Every team grows a "what bites us most" list. Capture yours:

□ Empty + whitespace inputs
□ Leading/trailing whitespace stripped where it shouldn't be
□ Pagination off-by-one (page 0 vs page 1)
□ Timezone mismatch between client and server
□ Stale browser cache after deploy
□ Optimistic UI inconsistent with server state on failure
□ Email verification race after change-of-email
□ Soft-deleted user re-registering

The list grows over years and pays for itself every release.
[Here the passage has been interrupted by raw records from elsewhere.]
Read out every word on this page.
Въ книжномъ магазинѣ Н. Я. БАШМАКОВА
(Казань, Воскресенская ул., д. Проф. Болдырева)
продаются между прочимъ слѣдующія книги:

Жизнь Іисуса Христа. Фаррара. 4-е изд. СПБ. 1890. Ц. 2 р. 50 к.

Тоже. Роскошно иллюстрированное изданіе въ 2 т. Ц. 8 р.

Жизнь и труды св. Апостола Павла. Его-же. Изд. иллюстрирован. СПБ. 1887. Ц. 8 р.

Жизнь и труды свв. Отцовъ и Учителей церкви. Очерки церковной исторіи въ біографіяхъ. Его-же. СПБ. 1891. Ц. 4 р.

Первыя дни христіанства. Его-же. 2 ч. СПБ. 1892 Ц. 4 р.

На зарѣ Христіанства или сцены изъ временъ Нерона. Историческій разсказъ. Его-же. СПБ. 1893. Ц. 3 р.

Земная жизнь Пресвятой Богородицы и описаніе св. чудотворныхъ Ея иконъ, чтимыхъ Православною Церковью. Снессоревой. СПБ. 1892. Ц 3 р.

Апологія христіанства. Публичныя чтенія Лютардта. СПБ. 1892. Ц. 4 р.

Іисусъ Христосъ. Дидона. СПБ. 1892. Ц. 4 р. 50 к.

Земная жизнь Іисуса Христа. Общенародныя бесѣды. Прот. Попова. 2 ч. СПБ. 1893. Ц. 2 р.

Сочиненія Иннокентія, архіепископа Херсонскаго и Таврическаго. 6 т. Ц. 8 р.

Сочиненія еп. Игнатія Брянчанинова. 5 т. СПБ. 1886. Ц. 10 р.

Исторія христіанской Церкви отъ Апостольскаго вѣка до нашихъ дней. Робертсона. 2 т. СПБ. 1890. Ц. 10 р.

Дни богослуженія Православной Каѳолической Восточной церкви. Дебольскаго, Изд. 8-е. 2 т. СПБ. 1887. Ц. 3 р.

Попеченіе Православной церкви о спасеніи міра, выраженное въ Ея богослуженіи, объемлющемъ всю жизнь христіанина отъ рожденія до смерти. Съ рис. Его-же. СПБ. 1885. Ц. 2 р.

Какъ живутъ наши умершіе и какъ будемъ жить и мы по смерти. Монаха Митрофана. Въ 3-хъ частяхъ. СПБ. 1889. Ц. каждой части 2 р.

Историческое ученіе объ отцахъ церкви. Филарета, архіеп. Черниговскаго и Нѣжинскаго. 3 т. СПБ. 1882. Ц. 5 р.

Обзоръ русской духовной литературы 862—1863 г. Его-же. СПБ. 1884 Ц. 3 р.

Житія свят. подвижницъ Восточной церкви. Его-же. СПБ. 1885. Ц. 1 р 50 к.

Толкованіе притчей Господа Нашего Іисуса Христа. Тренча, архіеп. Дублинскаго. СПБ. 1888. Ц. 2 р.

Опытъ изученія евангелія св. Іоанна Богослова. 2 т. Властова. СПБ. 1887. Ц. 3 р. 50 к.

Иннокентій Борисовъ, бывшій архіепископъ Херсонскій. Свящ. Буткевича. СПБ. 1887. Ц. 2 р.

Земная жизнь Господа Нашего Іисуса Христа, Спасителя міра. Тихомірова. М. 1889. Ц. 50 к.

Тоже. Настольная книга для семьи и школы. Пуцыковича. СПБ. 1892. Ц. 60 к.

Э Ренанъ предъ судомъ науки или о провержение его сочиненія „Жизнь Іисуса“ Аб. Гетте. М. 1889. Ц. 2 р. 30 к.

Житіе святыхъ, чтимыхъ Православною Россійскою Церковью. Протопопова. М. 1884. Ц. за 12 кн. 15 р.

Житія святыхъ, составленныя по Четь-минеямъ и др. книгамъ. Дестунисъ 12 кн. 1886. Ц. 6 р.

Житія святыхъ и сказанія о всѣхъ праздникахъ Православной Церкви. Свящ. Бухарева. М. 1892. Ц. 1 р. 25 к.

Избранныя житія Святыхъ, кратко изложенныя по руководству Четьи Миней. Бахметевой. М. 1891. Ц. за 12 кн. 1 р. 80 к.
Combining with formal techniques

Run formal techniques first (EP, BVA, decision tables, state transitions, pairwise) — they give you systematic coverage. Then run error guessing on top — it catches what spec-driven design can't see.

Use Case Testing

Derive tests directly from how a real user accomplishes a goal. Each use case yields one main success scenario plus alternative and exception flows.

Structure of a use case

Title:           Place an order
Actor:           Authenticated customer
Preconditions:   Cart contains at least one in-stock item; payment method on file

Main success scenario:
  1. Customer reviews cart
  2. Customer proceeds to checkout
  3. System validates stock and pricing
  4. Customer confirms shipping address
  5. System charges payment method
  6. System creates order and sends confirmation
  7. System shows confirmation page

Alternative flows:
  4a. Customer applies a coupon
       → System recalculates total, returns to step 5
  4b. Customer changes shipping method
       → System recalculates shipping, returns to step 5
  6a. Customer requests gift wrapping
       → System adds line item, returns to step 5

Exception flows:
  3a. Item out of stock
       → System shows alert, removes item, customer continues with rest
  5a. Payment declined
       → System shows error, customer enters new method, returns to step 5
  5b. Network error mid-payment
       → System retries; on second failure, shows recovery instructions
       → Customer's cart is preserved
  *.  Session timeout at any step
       → System asks customer to re-authenticate, returns to current step

Coverage

LayerTests
Main success scenario1 (the happy path)
Each alternative flow1 each (4a, 4b, 6a → 3 cases)
Each exception flow1 each (3a, 5a, 5b, * → 4 cases)
Cross-cutting variationslogged-out user; mobile vs desktop; saved card vs new card

The main flow plus all alternatives and exceptions is usually 5–15 tests per use case. Worth tracking against the use-case document for traceability — every alternative and exception flow should map to at least one test case.

When to favour use case testing

  • Workflows where the order of steps matters (checkout, onboarding, KYC, multi-step forms).
  • Scenarios driven by persona / role — admin onboarding flow vs end-user.
  • Acceptance testing — UAT scripts written from use cases read naturally.

State transitions, decision tables, and pairwise complement use cases — once you've identified the flows, those techniques tell you which inputs to drive at each step.